El rol de Olano en la adjudicación de la fase III de TransMilenio
La condena está relacionada con la adjudicación de la fase III de TransMilenio por la calle 26. Según la Sala, Olano participó en reuniones en las que se acordó el pago de un soborno de $1.750 millones para interferir en ese proceso contractual. De acuerdo con la investigación, el dinero fue entregado a través de contratos de obra simulados.
Coautoría y coordinación con los hermanos Nule y Héctor Julio Gómez
La Corte concluyó que Olano presentó a Héctor Julio Gómez ante el grupo Nule con el propósito de facilitar el acuerdo ilegal; junto con Gómez exigió el pago de $3.500 millones para asegurar que la licitación de la fase III de TransMilenio fuera adjudicada a ese grupo empresarial y, una vez obtenido el contrato, intervino ante el entonces contralor de Bogotá para evitar que se obstaculizara la ejecución de la obra y el manejo de los anticipos.
Si bien Olano Becerra no era el servidor que tenía a su cargo funciones contractuales con relación a la referida operación, sí concurrió junto a los servidores públicos que las tenían para lograr su cometido criminal. Por esto, es evidente que su conducta es materialmente antijurídica.
La providencia también reseña los múltiples encuentros que sostuvo el exsenador con uno de los hermanos Nule y con Héctor Julio Gómez, considerado uno de los principales articuladores del escándalo de corrupción, durante el trámite del contrato 137 de 2007 para asegurar su adjudicación. 'Cabe resaltar que Olano Becerra fue el encargado de presentar a Nule y Gómez con la intención de lograr su cometido criminal', se lee en la decisión.

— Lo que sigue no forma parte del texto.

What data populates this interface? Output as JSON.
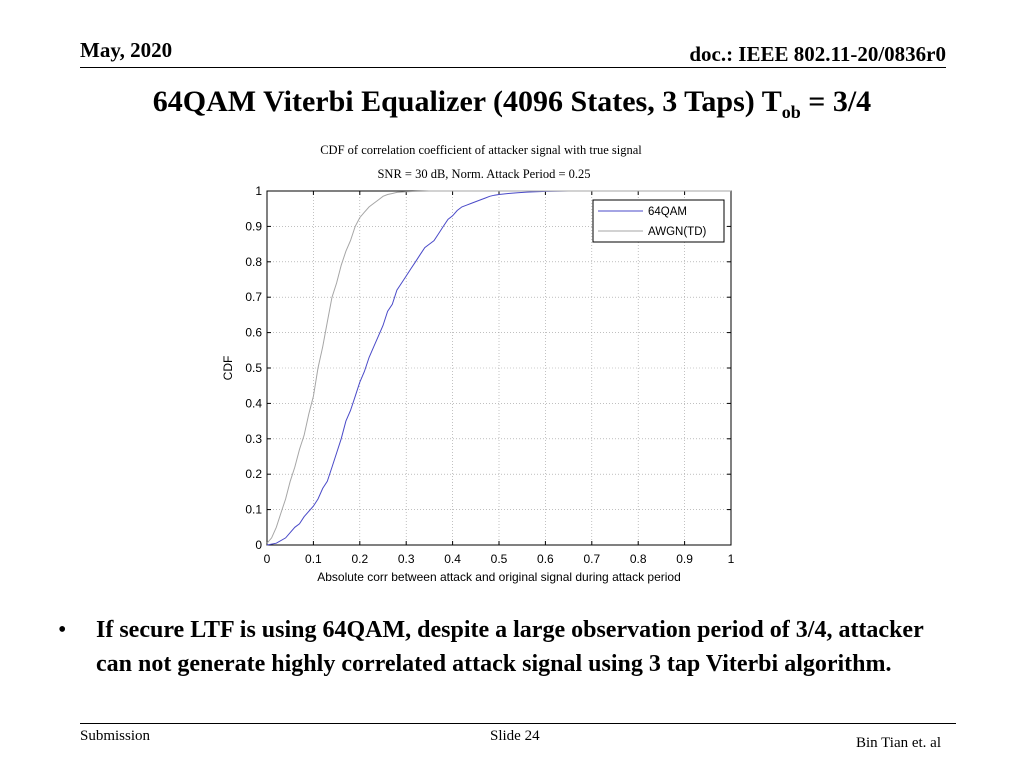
{
  "header": {
    "date": "May, 2020",
    "doc": "doc.: IEEE 802.11-20/0836r0"
  },
  "slide": {
    "title_main": "64QAM Viterbi Equalizer (4096 States, 3 Taps) T",
    "title_sub": "ob",
    "title_tail": " = 3/4"
  },
  "chart_data": {
    "type": "line",
    "title": "CDF of correlation coefficient of attacker signal with true signal",
    "subtitle": "SNR = 30 dB, Norm. Attack Period = 0.25",
    "xlabel": "Absolute corr between attack and original signal during attack period",
    "ylabel": "CDF",
    "xlim": [
      0,
      1
    ],
    "ylim": [
      0,
      1
    ],
    "xticks": [
      "0",
      "0.1",
      "0.2",
      "0.3",
      "0.4",
      "0.5",
      "0.6",
      "0.7",
      "0.8",
      "0.9",
      "1"
    ],
    "yticks": [
      "0",
      "0.1",
      "0.2",
      "0.3",
      "0.4",
      "0.5",
      "0.6",
      "0.7",
      "0.8",
      "0.9",
      "1"
    ],
    "grid": true,
    "legend_position": "top-right",
    "series": [
      {
        "name": "64QAM",
        "color": "#4a4ac8",
        "x": [
          0,
          0.02,
          0.04,
          0.06,
          0.07,
          0.08,
          0.1,
          0.11,
          0.12,
          0.13,
          0.14,
          0.15,
          0.16,
          0.17,
          0.18,
          0.19,
          0.2,
          0.21,
          0.22,
          0.23,
          0.24,
          0.25,
          0.26,
          0.27,
          0.28,
          0.29,
          0.3,
          0.31,
          0.32,
          0.33,
          0.34,
          0.35,
          0.36,
          0.37,
          0.38,
          0.39,
          0.4,
          0.41,
          0.42,
          0.43,
          0.44,
          0.45,
          0.46,
          0.47,
          0.48,
          0.49,
          0.5,
          0.52,
          0.54,
          0.56,
          0.6,
          0.65,
          0.7,
          1.0
        ],
        "y": [
          0,
          0.005,
          0.02,
          0.05,
          0.06,
          0.08,
          0.11,
          0.13,
          0.16,
          0.18,
          0.22,
          0.26,
          0.3,
          0.35,
          0.38,
          0.42,
          0.46,
          0.49,
          0.53,
          0.56,
          0.59,
          0.62,
          0.66,
          0.68,
          0.72,
          0.74,
          0.76,
          0.78,
          0.8,
          0.82,
          0.84,
          0.85,
          0.86,
          0.88,
          0.9,
          0.92,
          0.93,
          0.945,
          0.955,
          0.96,
          0.965,
          0.97,
          0.975,
          0.98,
          0.985,
          0.988,
          0.99,
          0.993,
          0.995,
          0.997,
          0.999,
          1.0,
          1.0,
          1.0
        ]
      },
      {
        "name": "AWGN(TD)",
        "color": "#a6a6a6",
        "x": [
          0,
          0.01,
          0.02,
          0.03,
          0.04,
          0.05,
          0.06,
          0.07,
          0.08,
          0.09,
          0.1,
          0.11,
          0.12,
          0.13,
          0.14,
          0.15,
          0.16,
          0.17,
          0.18,
          0.19,
          0.2,
          0.21,
          0.22,
          0.23,
          0.24,
          0.25,
          0.26,
          0.27,
          0.28,
          0.3,
          0.32,
          0.35,
          0.4,
          0.5,
          1.0
        ],
        "y": [
          0.005,
          0.02,
          0.05,
          0.09,
          0.13,
          0.18,
          0.22,
          0.27,
          0.31,
          0.37,
          0.42,
          0.5,
          0.56,
          0.63,
          0.7,
          0.74,
          0.79,
          0.83,
          0.86,
          0.9,
          0.925,
          0.94,
          0.955,
          0.965,
          0.975,
          0.985,
          0.99,
          0.993,
          0.996,
          0.998,
          0.999,
          1.0,
          1.0,
          1.0,
          1.0
        ]
      }
    ]
  },
  "bullet": {
    "symbol": "•",
    "text": "If secure LTF is using 64QAM, despite a large observation period of 3/4, attacker can not generate highly correlated attack signal using 3 tap Viterbi algorithm."
  },
  "footer": {
    "submission": "Submission",
    "slide": "Slide 24",
    "author": "Bin Tian et. al"
  }
}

Dolo y vulneración de principios de contratación estatal
El alto tribunal agregó que el exsenador vulneró principios esenciales de la contratación estatal, como la igualdad, la moralidad, la transparencia y la imparcialidad. Además, concluyó que actuó con dolo, pues tenía conocimiento de que su conducta constituía el delito de interés indebido en la celebración de contratos y, aun así, decidió intervenir para facilitar la adjudicación.
Por estos mismos hechos, el excongresista ya había aceptado su responsabilidad por los delitos de tráfico de influencias y enriquecimiento ilícito. Sin embargo, se declaró inocente del delito de interés indebido en la celebración de contratos, cargo por el que finalmente fue condenado.
Salvamento de voto: magistrado consideró que la pena debió ser mayor
La sentencia contó con un salvamento parcial de voto del magistrado Ariel Augusto Torres, quien consideró que quedó demostrado desde la formulación de la acusación que Olano, por su condición de congresista y por sus estrechas relaciones con empresarios y altos funcionarios del Distrito, ocupaba una posición privilegiada que le imponía deberes especiales frente a la administración pública, obligaciones que, a su juicio, incumplió y por las cuales merecía una pena más alta.